Guido Mai trägt all das in der Sitzung noch mal vor. Und selbst wenn man es auf eine Klage ankommen ließe: Die Gemeinde müsste Hunderttausende Euro aufbringen, sie wäre nicht mehr in der Lage, ihren Aufgaben nachzugehen, sagt Guido Mai. Der Bürgermeister wird immer wieder unterbrochen: „Das ist keine Demokratie.“ Jemand sagt, die Anwältin sei bei der CDU. „Zufall?“

Zwischenrufe, Gelächter und Vorwürfe im Gemeinderat

Guido Mai schlägt vor, den Text umzuformulieren – Gemeinderätin und Windkraft-Gegnerin Roswitha Brunzlaff besteht auf der Abstimmung, wendet sich an jene am Tisch, die bisher schweigend und teilweise mit gesenktem Kopf dagesessen haben. Sie stellt sie vor die Wahl: „Die Gemeinderäte müssen jetzt wissen, ob sie hinter den Bürgern stehen oder nicht“, sagt sie. Sie stimmen dafür, den Inhalt für ein Bürgerbegehren zuzulassen – Guido Mai ist der Einzige, der bei der Gegenprobe den Finger hebt, sein Veto einlegt. Jetzt muss die Rechtsaufsicht des Landkreises entscheiden.

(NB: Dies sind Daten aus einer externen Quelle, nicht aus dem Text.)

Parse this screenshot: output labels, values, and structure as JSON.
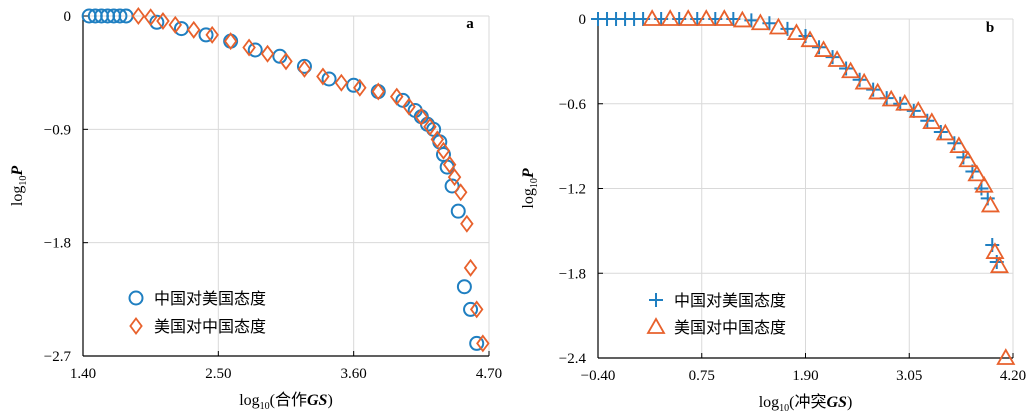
{
  "colors": {
    "circle": "#1f7fc1",
    "diamond": "#e8612c",
    "plus": "#1f7fc1",
    "triangle": "#e8612c",
    "axis": "#000000",
    "grid": "#d9d9d9"
  },
  "chart_data": [
    {
      "type": "scatter",
      "panel_label": "a",
      "ylabel_main": "log",
      "ylabel_sub": "10",
      "ylabel_var": "P",
      "xlabel_main": "log",
      "xlabel_sub": "10",
      "xlabel_text": "(合作",
      "xlabel_var": "GS",
      "xlabel_close": ")",
      "xlim": [
        1.4,
        4.7
      ],
      "ylim": [
        -2.7,
        0
      ],
      "xticks": [
        "1.40",
        "2.50",
        "3.60",
        "4.70"
      ],
      "xtick_values": [
        1.4,
        2.5,
        3.6,
        4.7
      ],
      "yticks": [
        "0",
        "−0.9",
        "−1.8",
        "−2.7"
      ],
      "ytick_values": [
        0,
        -0.9,
        -1.8,
        -2.7
      ],
      "grid": true,
      "legend_position": "bottom-left",
      "series": [
        {
          "name": "中国对美国态度",
          "marker": "circle",
          "x": [
            1.45,
            1.5,
            1.55,
            1.6,
            1.65,
            1.7,
            1.75,
            2.0,
            2.2,
            2.4,
            2.6,
            2.8,
            3.0,
            3.2,
            3.4,
            3.6,
            3.8,
            4.0,
            4.1,
            4.15,
            4.2,
            4.25,
            4.3,
            4.33,
            4.36,
            4.4,
            4.45,
            4.5,
            4.55,
            4.6
          ],
          "y": [
            0,
            0,
            0,
            0,
            0,
            0,
            0,
            -0.05,
            -0.1,
            -0.15,
            -0.2,
            -0.27,
            -0.32,
            -0.4,
            -0.5,
            -0.55,
            -0.6,
            -0.67,
            -0.75,
            -0.8,
            -0.86,
            -0.9,
            -1.0,
            -1.1,
            -1.2,
            -1.35,
            -1.55,
            -2.15,
            -2.33,
            -2.6
          ]
        },
        {
          "name": "美国对中国态度",
          "marker": "diamond",
          "x": [
            1.85,
            1.95,
            2.05,
            2.15,
            2.3,
            2.45,
            2.6,
            2.75,
            2.9,
            3.05,
            3.2,
            3.35,
            3.5,
            3.65,
            3.8,
            3.95,
            4.05,
            4.15,
            4.22,
            4.28,
            4.33,
            4.38,
            4.42,
            4.47,
            4.52,
            4.55,
            4.6,
            4.65
          ],
          "y": [
            0,
            -0.01,
            -0.04,
            -0.07,
            -0.11,
            -0.15,
            -0.2,
            -0.25,
            -0.3,
            -0.36,
            -0.42,
            -0.48,
            -0.53,
            -0.57,
            -0.6,
            -0.64,
            -0.72,
            -0.8,
            -0.88,
            -0.98,
            -1.07,
            -1.18,
            -1.28,
            -1.4,
            -1.65,
            -2.0,
            -2.33,
            -2.6
          ]
        }
      ]
    },
    {
      "type": "scatter",
      "panel_label": "b",
      "ylabel_main": "log",
      "ylabel_sub": "10",
      "ylabel_var": "P",
      "xlabel_main": "log",
      "xlabel_sub": "10",
      "xlabel_text": "(冲突",
      "xlabel_var": "GS",
      "xlabel_close": ")",
      "xlim": [
        -0.4,
        4.2
      ],
      "ylim": [
        -2.4,
        0
      ],
      "xticks": [
        "−0.40",
        "0.75",
        "1.90",
        "3.05",
        "4.20"
      ],
      "xtick_values": [
        -0.4,
        0.75,
        1.9,
        3.05,
        4.2
      ],
      "yticks": [
        "0",
        "−0.6",
        "−1.2",
        "−1.8",
        "−2.4"
      ],
      "ytick_values": [
        0,
        -0.6,
        -1.2,
        -1.8,
        -2.4
      ],
      "grid": true,
      "legend_position": "bottom-left",
      "series": [
        {
          "name": "中国对美国态度",
          "marker": "plus",
          "x": [
            -0.4,
            -0.3,
            -0.2,
            -0.1,
            0.0,
            0.1,
            0.3,
            0.5,
            0.7,
            0.9,
            1.1,
            1.3,
            1.5,
            1.7,
            1.9,
            2.05,
            2.2,
            2.35,
            2.5,
            2.65,
            2.8,
            2.95,
            3.1,
            3.25,
            3.4,
            3.55,
            3.65,
            3.75,
            3.85,
            3.92,
            3.97,
            4.02
          ],
          "y": [
            0,
            0,
            0,
            0,
            0,
            0,
            0,
            0,
            0,
            0,
            0,
            -0.01,
            -0.03,
            -0.07,
            -0.12,
            -0.2,
            -0.27,
            -0.35,
            -0.43,
            -0.5,
            -0.56,
            -0.6,
            -0.65,
            -0.72,
            -0.8,
            -0.88,
            -0.98,
            -1.08,
            -1.2,
            -1.27,
            -1.6,
            -1.72
          ]
        },
        {
          "name": "美国对中国态度",
          "marker": "triangle",
          "x": [
            0.2,
            0.4,
            0.6,
            0.8,
            1.0,
            1.2,
            1.4,
            1.6,
            1.8,
            1.95,
            2.1,
            2.25,
            2.4,
            2.55,
            2.7,
            2.85,
            3.0,
            3.15,
            3.3,
            3.45,
            3.6,
            3.7,
            3.8,
            3.88,
            3.95,
            4.0,
            4.05,
            4.12
          ],
          "y": [
            0,
            0,
            0,
            0,
            0,
            -0.01,
            -0.03,
            -0.06,
            -0.1,
            -0.15,
            -0.22,
            -0.29,
            -0.37,
            -0.45,
            -0.52,
            -0.57,
            -0.6,
            -0.65,
            -0.73,
            -0.81,
            -0.9,
            -1.0,
            -1.1,
            -1.18,
            -1.32,
            -1.65,
            -1.75,
            -2.4
          ]
        }
      ]
    }
  ]
}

Nach der Gemeinderatssitzung findet man Guido Mai nebenan im Rathaus. Er versucht, das eben Geschehene gelassen zu nehmen: Die Zwischenrufe, das Gelächter, die Vorwürfe, sich gegen die Bevölkerung zu stellen. Dann sagt er: „Wissen Sie, ich mache das hier alles ehrenamtlich.“

Guido Mai ist in der Freien Wählervereinigung, seit etwa zwei Jahren Bürgermeister in Belgershain, ein Pragmatiker, auch beim Thema Windkraft: „Wir haben die Wahl: Entweder gestalten wir selbst oder werden gestaltet.“ Der regionale Planungsverband hat bis Ende 2027 Zeit, das Zwei-Prozent-Ziel zu erreichen. Wenn es nicht gelingt, weil sich Gemeinden weigern, können alle Nutzungsflächen für den Bau von Windkraftanlagen freigegeben werden.

Mai will das eigentlich verhindern. Bei ihm hat sich schon ein Investor gemeldet: Juwi will nahe Belgershain sechs bis acht Windräder bauen. Doch um zu verhandeln, braucht der Belgershainer Bürgermeister die Zustimmung des Gemeinderates. Dass er sie bekommt, ist unwahrscheinlich.

Andererseits hat sich ja auch woanders die Stimmung mittlerweile gedreht: In Brandis gibt es nun eine neue Initiative. Sie hat ausreichend viele Stimmen gesammelt für ein Bürgerbegehren: Es spricht sich für den Ausbau von Windkraft aus.